The pullout is being completed well ahead of the Feb. 15 deadline - something that Soviet analysts privately predicted in mid-December. An early withdrawal, they said, would enhance the security of departing troops, perhaps because harsh weather would impede guerrilla buildup along the exit route. But Soviet commanders are taking no chances: The military newspaper Krasnaya Zvezda said that the departing troops are being given 10 days' rations for the two-day trip.
Psychologically, the Soviets seem already to have withdrawn from Afghanistan. Press coverage now focuses almost completely on the pullout.
But the withdrawal may intensify the debate among Soviet intellectuals about the use of force to further political ends. The prevailing line in Moscow is that the 1979 Afghan invasion was a disastrous mistake based on little knowledge of the on-ground situation. But many observers still have difficulty admitting that the decision was totally wrong.
Vladimir Basov, an academic specialist on Afghanistan, said during a recent television discussion that, on one level, the intervention was justified. He fell back to the well-used analogy of a burning house. When your neighbor's house is on fire, you rush to help, he said. He was immediately savaged by Alexander Bovin, one of the most outspoken commentators on foreign affairs. ``Haven't we been firemen too often?'' Mr. Bovin asked. ``Do you remember Hungary in 1956, and Czechoslovakia in 1968? Haven't we offered too many fire services?''
But Moscow has more immediate concerns. One potential problem will arise if the PDPA retreats to an outlying province - perhaps Mazar-i-Sharif - and continues to fight a new regime. Some Soviet observers believe this is a strong possibility. One recently referred with some trepidation to a newly formed ``fanatical'' unit of PDPA members and elite Afghan troops. Guerrilla warfare by the PDPA could complicate Moscow's delicate task of stabilizing relations with a new government.

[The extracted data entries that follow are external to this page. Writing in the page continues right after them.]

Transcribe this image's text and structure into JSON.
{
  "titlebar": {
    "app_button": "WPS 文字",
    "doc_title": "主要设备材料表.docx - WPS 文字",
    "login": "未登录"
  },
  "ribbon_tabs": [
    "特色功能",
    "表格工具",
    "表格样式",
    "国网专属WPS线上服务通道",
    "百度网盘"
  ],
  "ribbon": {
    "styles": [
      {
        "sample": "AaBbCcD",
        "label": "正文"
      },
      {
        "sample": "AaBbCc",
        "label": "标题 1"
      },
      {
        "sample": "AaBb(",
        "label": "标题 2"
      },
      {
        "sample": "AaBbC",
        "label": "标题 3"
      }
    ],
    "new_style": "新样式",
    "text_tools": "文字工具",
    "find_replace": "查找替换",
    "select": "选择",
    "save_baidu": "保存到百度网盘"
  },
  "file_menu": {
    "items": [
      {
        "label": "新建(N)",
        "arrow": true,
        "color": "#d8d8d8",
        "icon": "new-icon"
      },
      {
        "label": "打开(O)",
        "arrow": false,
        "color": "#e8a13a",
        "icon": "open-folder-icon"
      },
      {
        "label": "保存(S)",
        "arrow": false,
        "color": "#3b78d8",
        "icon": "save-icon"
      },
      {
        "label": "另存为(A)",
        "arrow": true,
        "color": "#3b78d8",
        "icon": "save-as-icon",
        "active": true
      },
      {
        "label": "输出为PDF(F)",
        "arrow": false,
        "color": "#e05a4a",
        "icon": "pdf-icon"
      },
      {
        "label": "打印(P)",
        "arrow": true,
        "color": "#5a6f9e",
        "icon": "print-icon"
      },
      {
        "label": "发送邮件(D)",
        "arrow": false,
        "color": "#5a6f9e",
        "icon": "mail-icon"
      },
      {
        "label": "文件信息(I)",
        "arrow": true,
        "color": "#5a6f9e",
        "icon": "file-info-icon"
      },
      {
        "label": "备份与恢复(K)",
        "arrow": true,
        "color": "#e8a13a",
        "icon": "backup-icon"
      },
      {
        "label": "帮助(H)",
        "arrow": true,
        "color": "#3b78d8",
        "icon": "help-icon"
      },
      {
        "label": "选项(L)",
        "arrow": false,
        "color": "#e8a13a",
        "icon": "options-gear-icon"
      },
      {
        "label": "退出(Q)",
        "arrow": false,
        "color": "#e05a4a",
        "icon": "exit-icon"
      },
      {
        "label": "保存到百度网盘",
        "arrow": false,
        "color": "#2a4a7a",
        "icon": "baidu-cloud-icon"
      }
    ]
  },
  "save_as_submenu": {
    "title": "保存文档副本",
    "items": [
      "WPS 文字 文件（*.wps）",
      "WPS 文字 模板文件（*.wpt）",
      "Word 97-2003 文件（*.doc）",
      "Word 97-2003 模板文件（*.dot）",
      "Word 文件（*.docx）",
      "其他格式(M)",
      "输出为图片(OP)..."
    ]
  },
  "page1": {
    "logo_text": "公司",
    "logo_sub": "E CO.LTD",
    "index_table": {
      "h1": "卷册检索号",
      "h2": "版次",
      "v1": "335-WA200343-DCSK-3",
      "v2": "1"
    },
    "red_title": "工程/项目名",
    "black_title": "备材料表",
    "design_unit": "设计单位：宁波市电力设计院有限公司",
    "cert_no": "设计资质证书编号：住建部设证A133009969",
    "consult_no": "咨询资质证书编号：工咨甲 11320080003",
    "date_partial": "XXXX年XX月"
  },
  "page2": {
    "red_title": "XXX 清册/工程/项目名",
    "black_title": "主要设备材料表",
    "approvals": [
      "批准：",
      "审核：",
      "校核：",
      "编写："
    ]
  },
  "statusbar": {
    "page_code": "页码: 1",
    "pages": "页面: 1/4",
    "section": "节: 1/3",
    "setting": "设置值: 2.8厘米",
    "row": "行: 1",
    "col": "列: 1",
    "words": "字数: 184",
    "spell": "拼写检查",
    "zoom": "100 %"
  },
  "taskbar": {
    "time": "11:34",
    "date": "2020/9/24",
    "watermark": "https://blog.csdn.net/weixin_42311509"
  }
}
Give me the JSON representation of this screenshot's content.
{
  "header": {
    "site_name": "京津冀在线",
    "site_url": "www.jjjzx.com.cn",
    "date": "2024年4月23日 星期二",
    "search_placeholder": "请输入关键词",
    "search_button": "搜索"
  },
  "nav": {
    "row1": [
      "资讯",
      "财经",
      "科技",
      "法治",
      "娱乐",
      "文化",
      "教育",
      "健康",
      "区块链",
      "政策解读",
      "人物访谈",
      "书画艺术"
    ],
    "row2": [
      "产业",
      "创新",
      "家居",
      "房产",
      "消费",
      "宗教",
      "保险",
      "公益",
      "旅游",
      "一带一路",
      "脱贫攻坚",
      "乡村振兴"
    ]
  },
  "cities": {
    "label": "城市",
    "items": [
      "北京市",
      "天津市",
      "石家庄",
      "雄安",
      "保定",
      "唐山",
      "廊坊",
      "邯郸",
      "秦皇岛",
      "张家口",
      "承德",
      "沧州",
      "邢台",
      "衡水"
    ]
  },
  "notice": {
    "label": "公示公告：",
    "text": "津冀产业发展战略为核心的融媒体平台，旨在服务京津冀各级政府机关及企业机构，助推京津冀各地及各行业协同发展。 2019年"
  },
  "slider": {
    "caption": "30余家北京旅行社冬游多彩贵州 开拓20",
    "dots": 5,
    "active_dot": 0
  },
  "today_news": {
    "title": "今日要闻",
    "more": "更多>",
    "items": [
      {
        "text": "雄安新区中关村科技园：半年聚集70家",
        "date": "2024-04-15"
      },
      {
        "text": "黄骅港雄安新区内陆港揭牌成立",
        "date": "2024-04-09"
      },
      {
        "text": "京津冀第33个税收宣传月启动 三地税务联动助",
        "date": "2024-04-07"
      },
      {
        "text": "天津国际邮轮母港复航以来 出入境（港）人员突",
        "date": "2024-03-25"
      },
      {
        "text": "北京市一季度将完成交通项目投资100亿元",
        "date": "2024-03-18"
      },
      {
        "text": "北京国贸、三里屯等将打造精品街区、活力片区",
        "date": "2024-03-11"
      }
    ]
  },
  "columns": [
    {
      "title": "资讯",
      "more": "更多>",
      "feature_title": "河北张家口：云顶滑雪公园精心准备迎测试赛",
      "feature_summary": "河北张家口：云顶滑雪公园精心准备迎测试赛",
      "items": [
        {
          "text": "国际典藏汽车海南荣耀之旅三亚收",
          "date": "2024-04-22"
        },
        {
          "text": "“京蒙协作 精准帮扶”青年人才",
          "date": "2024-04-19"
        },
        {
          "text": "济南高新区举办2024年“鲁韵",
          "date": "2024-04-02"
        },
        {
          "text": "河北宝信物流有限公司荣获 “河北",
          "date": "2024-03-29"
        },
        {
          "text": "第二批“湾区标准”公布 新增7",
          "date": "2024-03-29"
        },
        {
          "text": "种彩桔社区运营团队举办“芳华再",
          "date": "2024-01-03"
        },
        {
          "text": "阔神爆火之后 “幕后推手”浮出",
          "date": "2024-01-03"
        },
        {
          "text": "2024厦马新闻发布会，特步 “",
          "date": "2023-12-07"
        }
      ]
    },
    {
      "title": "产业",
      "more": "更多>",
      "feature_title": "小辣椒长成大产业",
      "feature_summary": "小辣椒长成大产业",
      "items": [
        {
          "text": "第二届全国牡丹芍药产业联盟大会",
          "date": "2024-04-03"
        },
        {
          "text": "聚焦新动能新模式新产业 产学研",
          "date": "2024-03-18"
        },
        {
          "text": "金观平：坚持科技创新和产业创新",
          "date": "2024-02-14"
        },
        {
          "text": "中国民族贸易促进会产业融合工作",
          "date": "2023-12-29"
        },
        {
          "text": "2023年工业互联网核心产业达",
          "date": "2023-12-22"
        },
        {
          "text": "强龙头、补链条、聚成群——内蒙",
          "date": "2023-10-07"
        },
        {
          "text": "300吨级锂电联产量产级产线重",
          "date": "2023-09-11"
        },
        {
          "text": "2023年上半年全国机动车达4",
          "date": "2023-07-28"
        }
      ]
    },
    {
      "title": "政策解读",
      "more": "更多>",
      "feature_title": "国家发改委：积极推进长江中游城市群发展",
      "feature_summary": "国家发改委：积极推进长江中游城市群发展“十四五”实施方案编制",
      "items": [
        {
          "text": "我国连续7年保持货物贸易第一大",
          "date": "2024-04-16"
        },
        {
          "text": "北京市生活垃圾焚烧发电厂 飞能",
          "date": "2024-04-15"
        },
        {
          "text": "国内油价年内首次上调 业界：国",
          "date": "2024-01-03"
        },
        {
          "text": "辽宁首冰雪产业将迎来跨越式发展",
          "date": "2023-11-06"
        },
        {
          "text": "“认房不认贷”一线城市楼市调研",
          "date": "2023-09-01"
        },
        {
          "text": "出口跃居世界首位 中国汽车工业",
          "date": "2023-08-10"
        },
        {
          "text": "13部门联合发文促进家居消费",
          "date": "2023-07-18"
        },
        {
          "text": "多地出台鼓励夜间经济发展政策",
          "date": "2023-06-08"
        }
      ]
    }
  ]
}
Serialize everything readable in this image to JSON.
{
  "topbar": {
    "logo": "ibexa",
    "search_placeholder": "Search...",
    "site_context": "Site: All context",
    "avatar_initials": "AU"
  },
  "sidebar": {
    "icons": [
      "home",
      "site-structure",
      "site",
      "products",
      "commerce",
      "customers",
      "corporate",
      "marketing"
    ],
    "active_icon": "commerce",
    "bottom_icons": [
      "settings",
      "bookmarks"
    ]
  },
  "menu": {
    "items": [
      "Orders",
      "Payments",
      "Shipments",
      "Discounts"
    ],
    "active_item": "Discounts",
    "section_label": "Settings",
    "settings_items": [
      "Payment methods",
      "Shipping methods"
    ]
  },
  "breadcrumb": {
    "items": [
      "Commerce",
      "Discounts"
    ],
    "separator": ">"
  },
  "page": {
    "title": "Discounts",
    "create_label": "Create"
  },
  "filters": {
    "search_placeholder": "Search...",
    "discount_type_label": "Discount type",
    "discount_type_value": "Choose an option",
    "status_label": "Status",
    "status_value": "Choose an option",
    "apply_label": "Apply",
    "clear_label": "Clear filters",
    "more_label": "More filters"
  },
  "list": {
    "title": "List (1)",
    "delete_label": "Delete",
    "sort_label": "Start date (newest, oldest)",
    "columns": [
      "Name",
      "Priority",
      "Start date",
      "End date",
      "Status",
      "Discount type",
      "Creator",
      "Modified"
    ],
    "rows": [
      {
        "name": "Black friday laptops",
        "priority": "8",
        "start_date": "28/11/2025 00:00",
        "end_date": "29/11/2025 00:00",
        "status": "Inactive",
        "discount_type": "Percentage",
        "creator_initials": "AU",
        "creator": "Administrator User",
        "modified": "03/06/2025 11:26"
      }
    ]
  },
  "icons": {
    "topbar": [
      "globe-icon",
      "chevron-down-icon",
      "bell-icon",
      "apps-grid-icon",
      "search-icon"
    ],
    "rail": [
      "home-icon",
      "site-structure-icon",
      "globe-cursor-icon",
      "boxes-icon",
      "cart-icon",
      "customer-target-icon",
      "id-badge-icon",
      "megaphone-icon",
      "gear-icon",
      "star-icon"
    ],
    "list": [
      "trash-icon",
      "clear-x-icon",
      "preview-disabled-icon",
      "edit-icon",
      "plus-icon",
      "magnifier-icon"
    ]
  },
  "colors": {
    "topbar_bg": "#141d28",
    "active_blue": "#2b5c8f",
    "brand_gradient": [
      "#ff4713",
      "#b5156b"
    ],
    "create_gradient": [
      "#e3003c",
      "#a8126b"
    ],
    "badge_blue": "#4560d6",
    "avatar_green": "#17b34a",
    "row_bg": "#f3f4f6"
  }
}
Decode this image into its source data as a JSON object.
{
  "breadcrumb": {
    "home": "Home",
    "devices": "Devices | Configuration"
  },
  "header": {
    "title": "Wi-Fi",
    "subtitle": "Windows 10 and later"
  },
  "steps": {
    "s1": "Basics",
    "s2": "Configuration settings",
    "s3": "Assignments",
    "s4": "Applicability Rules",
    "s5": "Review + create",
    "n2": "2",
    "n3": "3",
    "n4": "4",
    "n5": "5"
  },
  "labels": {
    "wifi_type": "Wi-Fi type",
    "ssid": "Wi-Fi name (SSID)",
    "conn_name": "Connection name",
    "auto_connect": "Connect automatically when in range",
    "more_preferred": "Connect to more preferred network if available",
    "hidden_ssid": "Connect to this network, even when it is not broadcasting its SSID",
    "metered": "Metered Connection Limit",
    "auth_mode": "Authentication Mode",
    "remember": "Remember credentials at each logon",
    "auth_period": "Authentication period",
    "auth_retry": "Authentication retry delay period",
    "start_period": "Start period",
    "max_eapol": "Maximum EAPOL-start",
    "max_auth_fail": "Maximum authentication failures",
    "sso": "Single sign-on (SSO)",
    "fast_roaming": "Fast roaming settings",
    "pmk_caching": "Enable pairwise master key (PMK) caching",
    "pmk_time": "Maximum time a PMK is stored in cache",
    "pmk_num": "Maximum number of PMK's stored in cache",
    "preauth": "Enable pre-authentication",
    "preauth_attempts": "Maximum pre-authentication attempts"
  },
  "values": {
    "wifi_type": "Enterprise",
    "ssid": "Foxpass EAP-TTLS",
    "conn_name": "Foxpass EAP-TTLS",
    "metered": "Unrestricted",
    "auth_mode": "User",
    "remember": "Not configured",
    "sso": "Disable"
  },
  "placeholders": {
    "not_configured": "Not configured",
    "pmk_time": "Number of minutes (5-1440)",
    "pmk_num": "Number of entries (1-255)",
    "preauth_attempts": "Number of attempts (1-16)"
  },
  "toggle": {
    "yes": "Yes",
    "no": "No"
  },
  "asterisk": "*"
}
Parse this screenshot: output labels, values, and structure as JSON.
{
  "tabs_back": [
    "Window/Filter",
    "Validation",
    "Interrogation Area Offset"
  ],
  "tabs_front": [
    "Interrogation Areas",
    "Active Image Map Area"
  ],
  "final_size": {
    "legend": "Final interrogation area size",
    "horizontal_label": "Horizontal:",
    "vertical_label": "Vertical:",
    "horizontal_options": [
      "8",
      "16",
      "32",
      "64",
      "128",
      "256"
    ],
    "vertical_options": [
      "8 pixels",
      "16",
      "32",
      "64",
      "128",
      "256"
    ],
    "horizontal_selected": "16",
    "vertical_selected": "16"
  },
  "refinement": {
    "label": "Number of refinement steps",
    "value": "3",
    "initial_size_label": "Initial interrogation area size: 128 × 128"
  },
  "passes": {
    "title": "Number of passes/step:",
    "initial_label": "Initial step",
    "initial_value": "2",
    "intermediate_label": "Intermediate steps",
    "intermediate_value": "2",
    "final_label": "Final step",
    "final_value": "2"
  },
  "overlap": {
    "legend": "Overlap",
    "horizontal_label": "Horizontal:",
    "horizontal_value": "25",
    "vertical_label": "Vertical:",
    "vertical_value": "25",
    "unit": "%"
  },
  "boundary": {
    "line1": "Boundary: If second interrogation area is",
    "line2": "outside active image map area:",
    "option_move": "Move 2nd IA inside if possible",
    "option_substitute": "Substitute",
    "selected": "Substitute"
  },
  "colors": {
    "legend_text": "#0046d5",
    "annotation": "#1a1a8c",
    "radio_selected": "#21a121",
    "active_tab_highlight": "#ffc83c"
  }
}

Western observers have recently spoken of a possible coup in Kabul by PDPA ``moderates'' keen to make a deal with the guerrillas. Moscow might well be relieved at such a development. The Soviets have been much more concerned about the possibility of a coup by hardliners.
The experiences of Saigon in 1975 and Manila in 1986 suggests, however, another possible outcome: demoralized and unpopular regimes do not always last until their adversaries can deal them the final blow. They collapse from within.